To Chartres vigour? Japhet nose and ears?”[390]
It was in this essay that, having been accused of attacking the Duke of Chandos, Pope first began to attack vices instead of follies, and, in order to prevent mistakes, boldly to publish the names of the malefactors whom he gibbeted.
Crook had been a brewer on Tower Hill. The 2d George II., c. 25, made forgery a felony; and the first sufferer under the new law was Richard Cooper, a Stepney victualler, who was hanged at Tyburn, in June 1731, six days only after the older and luckier thief had stood in the pillory.
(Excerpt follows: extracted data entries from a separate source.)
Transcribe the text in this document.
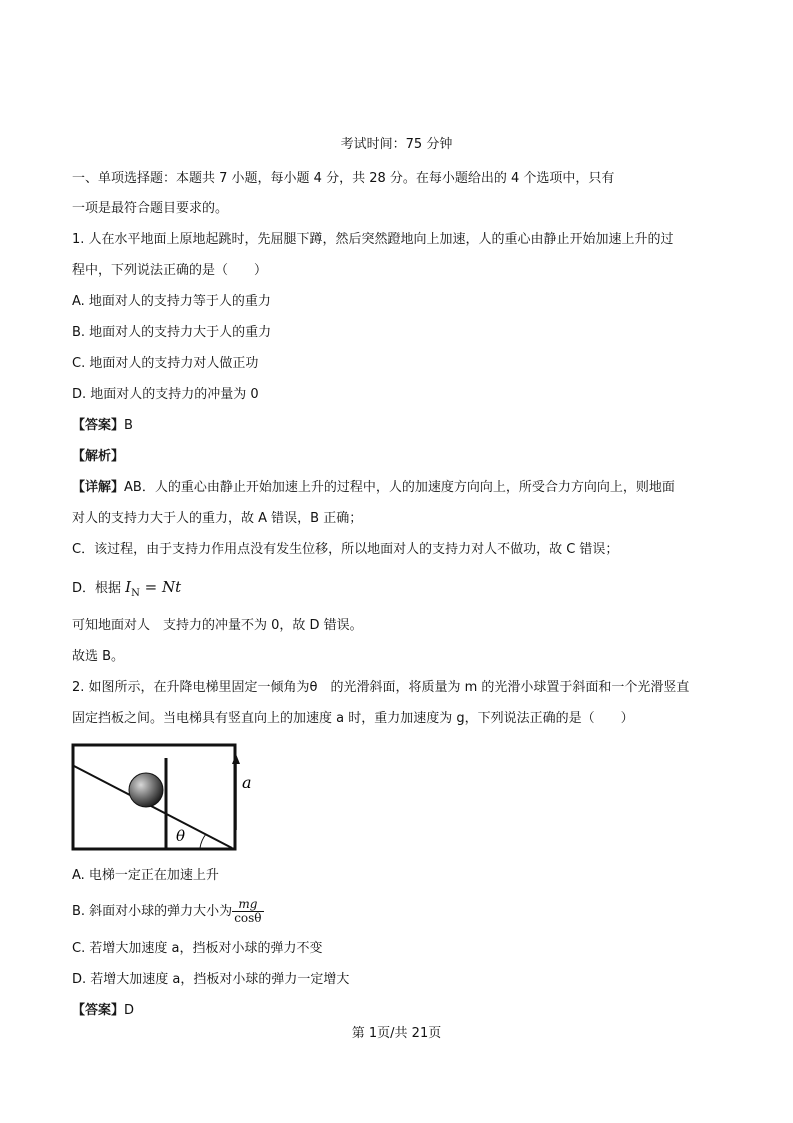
考试时间：75 分钟
一、单项选择题：本题共 7 小题，每小题 4 分，共 28 分。在每小题给出的 4 个选项中，只有
一项是最符合题目要求的。
1. 人在水平地面上原地起跳时，先屈腿下蹲，然后突然蹬地向上加速，人的重心由静止开始加速上升的过
程中，下列说法正确的是（　　）
A. 地面对人的支持力等于人的重力
B. 地面对人的支持力大于人的重力
C. 地面对人的支持力对人做正功
D. 地面对人的支持力的冲量为 0
【答案】B
【解析】
【详解】AB．人的重心由静止开始加速上升的过程中，人的加速度方向向上，所受合力方向向上，则地面
对人的支持力大于人的重力，故 A 错误，B 正确；
C．该过程，由于支持力作用点没有发生位移，所以地面对人的支持力对人不做功，故 C 错误；
D．根据 $I_N = Nt$
可知地面对人　支持力的冲量不为 0，故 D 错误。
故选 B。
2. 如图所示，在升降电梯里固定一倾角为θ　的光滑斜面，将质量为 m 的光滑小球置于斜面和一个光滑竖直
固定挡板之间。当电梯具有竖直向上的加速度 a 时，重力加速度为 g，下列说法正确的是（　　）
θ
a
A. 电梯一定正在加速上升
B. 斜面对小球的弹力大小为 $\frac{mg}{\cos\theta}$
C. 若增大加速度 a，挡板对小球的弹力不变
D. 若增大加速度 a，挡板对小球的弹力一定增大
【答案】D
第 1页/共 21页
In 1763 Parsons, the parish-clerk of St. Sepulchre’s, and the impudent contriver of the “Cock Lane ghost” deception, mounted here to the same bad eminence. Parsons’s child, a cunning little girl of twelve years, had contrived to tap on her bed in a way that served to convey what were supposed to be supernatural messages. It proved to be a plot devised by Parsons out of malice against a gentleman of Norfolk who had sued him for a debt. This gentleman was a widower, who had taken his wife’s sister as his mistress—a marriage with her being forbidden by law—and had brought her to lodge with Parsons, from whence he had removed her to other lodgings, where she had died suddenly of small-pox. The object of Parsons was to obtain the ghost’s declaration that she had been poisoned by Parsons’s creditor. The rascal was set three times in the pillory and imprisoned for a year in the King’s Bench. The people, however, singularly enough, did not pelt the impudent rogue, but actually collected money for him.
There is a rare sheet-print of Charing Cross by Sutton Nicholls, in the reign of Queen Anne. It shows about forty small square stone posts surrounding the pedestal of the statue. The spot seems to have been a favourite standing-place for hackney coaches and sedan chairs. Every house has a long stepping-stone for horsemen at a regulated distance from the front.